Now we can plot the calculation:

# to extract the frequency data from all of the chapters at once
lapply(div.raws.l,mean)
# putting results into a matric object
mean.word.use.m <- do.call(rbind, lapply(div.raws.l,mean))
dim(mean.word.use.m)
# this reports 703 rows in 1 column, but there's more info in the matrix
plot(mean.word.use.m, type = "h", main = "Mean word usage patterns in Melville's markings in Shakespeare",
     ylab = "mean word use", xlab = "nodes (each marking): 
     1-288, comedies; 289-352, histories; 353-374, other; 375-653, tragedies")

We can use a different calculation to assess the type-token ratio, which is a different standard of textual variety:

# calculate TTR for first node
length(div.raws.l[[1]])/sum(div.raws.l[[1]])*100
# now use lapply to run across all nodes
ttr.l <- lapply(div.raws.l, function(x) {length(x)/sum(x)*100})
ttr.m <- do.call(rbind, ttr.l)
ttr.m[order(ttr.m, decreasing = TRUE),]
plot(ttr.m, type = "h", main = "Type-token ratios in Melville's markings in Shakespeare",
     ylab = "lexical variety", xlab = "nodes (each marking <div>)")

Working with TEI

The same code above applies to TEI XML documents, but in R you need to specify the xml namespace in your getNodeSet XPath function. Let’s try this on our Bad Hamlet file.

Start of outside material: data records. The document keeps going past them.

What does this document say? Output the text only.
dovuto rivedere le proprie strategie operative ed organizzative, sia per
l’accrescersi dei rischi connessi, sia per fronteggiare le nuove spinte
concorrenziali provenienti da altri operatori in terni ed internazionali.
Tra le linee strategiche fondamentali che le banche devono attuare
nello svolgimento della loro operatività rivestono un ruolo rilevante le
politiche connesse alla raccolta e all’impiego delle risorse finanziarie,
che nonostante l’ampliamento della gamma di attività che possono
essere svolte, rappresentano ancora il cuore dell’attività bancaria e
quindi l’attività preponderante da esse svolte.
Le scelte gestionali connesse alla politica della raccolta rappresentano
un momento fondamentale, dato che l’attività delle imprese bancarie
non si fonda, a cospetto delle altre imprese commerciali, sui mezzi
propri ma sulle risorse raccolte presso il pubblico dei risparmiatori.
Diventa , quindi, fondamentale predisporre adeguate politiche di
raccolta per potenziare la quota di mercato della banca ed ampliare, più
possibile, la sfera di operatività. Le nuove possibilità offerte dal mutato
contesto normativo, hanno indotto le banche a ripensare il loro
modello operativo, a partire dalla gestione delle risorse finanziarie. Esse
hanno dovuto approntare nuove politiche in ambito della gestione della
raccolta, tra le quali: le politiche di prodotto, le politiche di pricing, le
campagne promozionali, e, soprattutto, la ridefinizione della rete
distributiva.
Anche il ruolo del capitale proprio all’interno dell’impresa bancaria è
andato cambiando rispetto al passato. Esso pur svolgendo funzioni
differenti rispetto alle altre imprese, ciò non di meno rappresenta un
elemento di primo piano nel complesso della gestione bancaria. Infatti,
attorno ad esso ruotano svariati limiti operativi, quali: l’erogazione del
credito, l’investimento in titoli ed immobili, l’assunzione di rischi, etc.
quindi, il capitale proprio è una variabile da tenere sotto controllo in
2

ham.doc <- xmlTreeParse("bad-hamlet.xml", useInternalNodes=TRUE)
ham.divs.ns.l <- getNodeSet(ham.doc, "/tei:TEI//tei:sp[@who='Hamlet']", namespaces = c(tei = "http://www.tei-c.org/ns/1.0")) # iterates over ('reads through') all Hamlet speeches in the XML file, and each element in the XPath expression is prefaced by a 'tei' declaration. Also note the extra argument within getNodeSet that links to the TEI namespace.
ham.divs.ns.l
div.freqs.l <- list() # create two list variables into which you will dump the XML data
div.raws.l <- list()

# the for loop grabs all the divs and calculates the relative frequencies among words 
for(i in 1:length(ham.divs.ns.l)){
  div.content <- xmlValue(ham.divs.ns.l[[i]], "sp")[[1]]
  words.ns <- xmlElementsByTagName(ham.divs.ns.l[[i]], "l", recursive = TRUE)
  div.words.v <- paste(sapply(words.ns, xmlValue), collapse=" ")
  words.lower.v <- tolower(div.words.v)
  words.l <- strsplit(words.lower.v, "[^a-z'-]")
  word.v <- unlist(words.l)
  word.v <- word.v[which(word.v!="")]
  div.freqs.t <- table(word.v)
  div.raws.l[[div.content]] <- div.freqs.t
  div.freqs.l[[div.content]] <- 100*(div.freqs.t/sum(div.freqs.t))
}
div.freqs.un.v <- unlist(div.freqs.l)
sorted.div.freqs.v <- sort(div.freqs.un.v, decreasing=T)

# just for your records, this creates a spreadsheet of all your results
write.table(sorted.div.freqs.v, "hamlet.freqs.v.sorted.txt")

# show how many divs are in the set
length(div.raws.l)
# mean word frequency
sum(div.raws.l[[1]])/length(div.raws.l[[1]])
mean(div.raws.l[[1]]) # meaning: each word type in the first speech is used an average of X times

# calculate TTR for first node
length(div.raws.l[[1]])/sum(div.raws.l[[1]])*100
# now use lapply to run across all nodes
ttr.l <- lapply(div.raws.l, function(x) {length(x)/sum(x)*100})
ttr.m <- do.call(rbind, ttr.l)
ttr.m[order(ttr.m, decreasing = TRUE),]
plot(ttr.m, type = "h", main = "Type-token ratios in Hamlet's speeches in the Bad Quarto",
     ylab = "lexical variety", xlab = "nodes (each <sp> by Hamlet)")

Exercise 5:

Let’s try this on a different file. Load a TEI XML file of your choice and modify the code above to generate results based on your research questions.

setwd("~/Desktop")
doc <- xmlTreeParse("*.xml", useInternalNodes=TRUE)

Publish your results

When you save the notebook, an HTML file containing the code and output will be saved alongside it (click the Preview button or press Cmd+Shift+K to preview the HTML file).

If you are interested in learning more about R and corpus linguistics, in addition to Silge and Robinson and Jockers, you could also consult R. H. Baayen’s Analyzing Linguistic Data: A practical introduction to statistics (Cambridge UP, 2008) and Stefan Gries’s Quantitative Corpus Linguistics with R, 2nd ed. (Routledge, 2017).

Some good web resources include Jeff Rydberg-Cox’s Introduction to R and David Silge and Julia Robinson’s Text Mining with R. Also be sure to examine the CRAN R Documentation site.